Fecri Ebcioğlu durumu anlamış mütehassıs tavrıyla çaresini söyler evlada.

“Sen anneni evlendir azizim. Hiçbir şeyi kalmaz!”

Evlat şaşkın, bu akla itiraz ediyor: Ne diyorsun Fecri abi? Bu yaşta, bu haliyle mi?

Skeçin final sahnesi gelir o an. O yıl herkesin diline pelesenk olmuştur kadıncağızın verdiği o cevap.

Bastonunu inanılmaz bir hızla ve güçle evladının üzerine indirir anne rolünü üstlenmiş komedyenimiz .

“Sen sus! Fecri abinden daha iyi mi bileceksin?”

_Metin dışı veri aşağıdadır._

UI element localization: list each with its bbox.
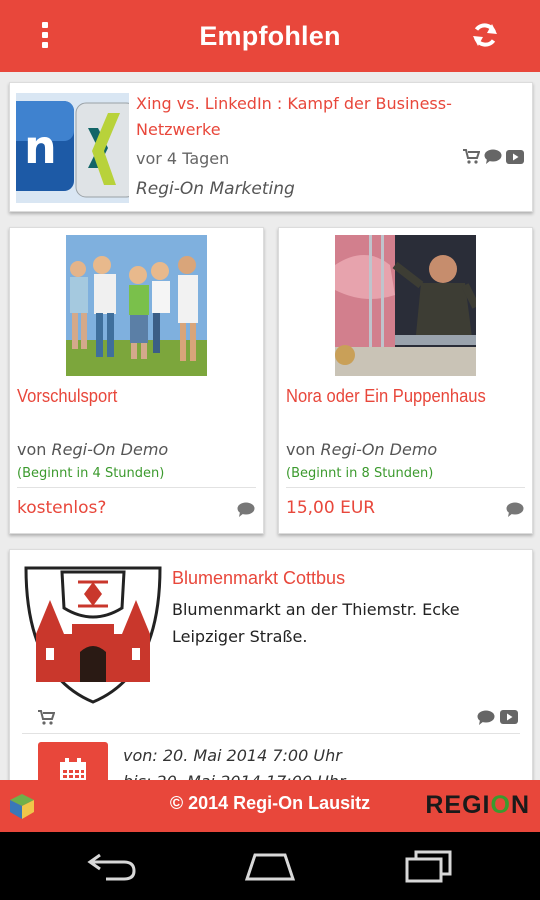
event-image [66,235,207,376]
event-organizer: von Regi-On Demo [286,440,437,459]
divider [286,487,525,488]
event-description: Blumenmarkt an der Thiemstr. Ecke Leipzi… [172,600,460,646]
event-price: 15,00 EUR [286,498,376,518]
event-to: bis: 20. Mai 2014 17:00 Uhr [123,769,346,780]
event-from: von: 20. Mai 2014 7:00 Uhr [123,746,342,765]
video-icon [506,149,524,164]
comment-icon [506,502,524,517]
article-age: vor 4 Tagen [136,149,230,168]
logo-o: O [490,791,511,819]
organizer-name: Regi-On Demo [51,440,169,459]
event-dates: von: 20. Mai 2014 7:00 Uhr bis: 20. Mai … [123,743,346,780]
event-title[interactable]: Nora oder Ein Puppenhaus [286,386,486,407]
refresh-icon[interactable] [470,20,500,50]
article-title[interactable]: Xing vs. LinkedIn : Kampf der Business-N… [136,91,526,143]
calendar-icon [60,758,86,780]
video-icon [500,710,518,724]
calendar-badge [38,742,108,780]
event-image [335,235,476,376]
article-thumbnail: n [16,93,129,203]
brand-logo[interactable]: REGION [425,791,530,820]
event-card[interactable]: Blumenmarkt Cottbus Blumenmarkt an der T… [9,549,533,780]
event-start: (Beginnt in 8 Stunden) [286,466,434,481]
event-card[interactable]: Vorschulsport von Regi-On Demo (Beginnt … [9,227,264,534]
app-bar: Empfohlen [0,0,540,72]
event-title[interactable]: Blumenmarkt Cottbus [172,568,345,589]
overflow-menu-icon[interactable] [34,20,56,50]
event-price: kostenlos? [17,498,107,518]
city-crest-image [22,564,164,706]
back-icon[interactable] [86,849,138,883]
event-icons [477,710,518,725]
logo-part: N [510,791,530,819]
organizer-name: Regi-On Demo [320,440,438,459]
article-card[interactable]: n Xing vs. LinkedIn : Kampf der Business… [9,82,533,212]
article-author: Regi-On Marketing [136,179,295,199]
event-card[interactable]: Nora oder Ein Puppenhaus von Regi-On Dem… [278,227,533,534]
logo-part: REGI [425,791,491,819]
recents-icon[interactable] [404,849,454,883]
footer-bar: © 2014 Regi-On Lausitz REGION [0,780,540,832]
system-nav-bar [0,832,540,900]
organizer-prefix: von [17,440,47,459]
event-organizer: von Regi-On Demo [17,440,168,459]
event-title[interactable]: Vorschulsport [17,386,117,407]
comment-icon [237,502,255,517]
article-icons [463,149,524,164]
divider [17,487,256,488]
event-start: (Beginnt in 4 Stunden) [17,466,165,481]
home-icon[interactable] [243,849,297,883]
cart-icon [463,149,480,164]
feed-list[interactable]: n Xing vs. LinkedIn : Kampf der Business… [0,72,540,780]
page-title: Empfohlen [199,20,341,51]
comment-icon [477,710,495,725]
svg-text:n: n [24,120,57,174]
divider [22,733,520,734]
organizer-prefix: von [286,440,316,459]
comment-icon [484,149,502,164]
cart-icon [38,710,55,725]
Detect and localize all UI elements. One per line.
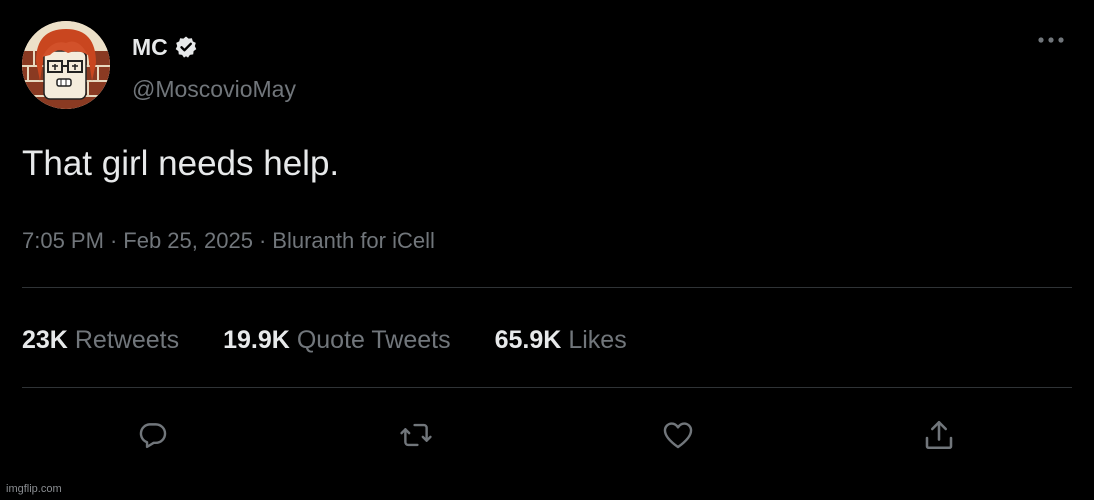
tweet-card: MC @MoscovioMay That girl needs help. 7:… bbox=[0, 0, 1094, 500]
tweet-client: Bluranth for iCell bbox=[272, 228, 435, 253]
more-options-button[interactable] bbox=[1034, 28, 1068, 52]
likes-label: Likes bbox=[568, 326, 627, 354]
quote-tweets-stat[interactable]: 19.9K Quote Tweets bbox=[223, 324, 451, 356]
like-button[interactable] bbox=[658, 415, 698, 455]
tweet-date[interactable]: Feb 25, 2025 bbox=[123, 227, 253, 255]
tweet-meta: 7:05 PM · Feb 25, 2025 · Bluranth for iC… bbox=[22, 227, 435, 255]
tweet-text: That girl needs help. bbox=[22, 144, 340, 183]
quote-tweets-count: 19.9K bbox=[223, 326, 290, 354]
likes-count: 65.9K bbox=[494, 326, 562, 354]
reply-button[interactable] bbox=[133, 415, 173, 455]
user-handle[interactable]: @MoscovioMay bbox=[132, 75, 296, 103]
meta-separator: · bbox=[109, 228, 118, 253]
quote-tweets-label: Quote Tweets bbox=[296, 326, 451, 354]
display-name-text: MC bbox=[132, 34, 168, 60]
divider bbox=[22, 387, 1072, 388]
more-dots-icon bbox=[1038, 37, 1064, 43]
retweet-button[interactable] bbox=[396, 415, 436, 455]
heart-icon bbox=[663, 422, 693, 449]
divider bbox=[22, 287, 1072, 288]
display-name[interactable]: MC bbox=[132, 34, 198, 60]
avatar[interactable] bbox=[22, 21, 110, 109]
share-icon bbox=[925, 420, 953, 450]
tweet-stats: 23K Retweets 19.9K Quote Tweets 65.9K Li… bbox=[22, 324, 671, 356]
retweets-stat[interactable]: 23K Retweets bbox=[22, 324, 179, 356]
reply-icon bbox=[139, 423, 167, 449]
watermark: imgflip.com bbox=[6, 483, 62, 495]
avatar-image bbox=[22, 21, 110, 109]
verified-badge-icon bbox=[174, 35, 198, 59]
meta-separator: · bbox=[258, 228, 267, 253]
share-button[interactable] bbox=[919, 415, 959, 455]
retweets-count: 23K bbox=[22, 326, 68, 354]
tweet-time[interactable]: 7:05 PM bbox=[22, 227, 104, 255]
likes-stat[interactable]: 65.9K Likes bbox=[495, 324, 627, 356]
retweet-icon bbox=[400, 423, 432, 447]
retweets-label: Retweets bbox=[74, 326, 180, 354]
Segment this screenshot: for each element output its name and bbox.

Günümüzde o sanatçılar yok. Belki de gülme ihtiyacımız olmadığından yok. Halbuki o sanatçıların torunları böyle bir skeç oynasalardı dizi manyağı yapılmış bir TV kanalında, hiç kimse Sayın Cevdet Yılmaz bilgilerine karşı duramazdı. Çünkü duyacakları ilk söz, “Sen sus! Fecri abinden (yahut kim ise) daha iyi mi bileceksin?”

Ee! Mizahımız da artık bit pazarından.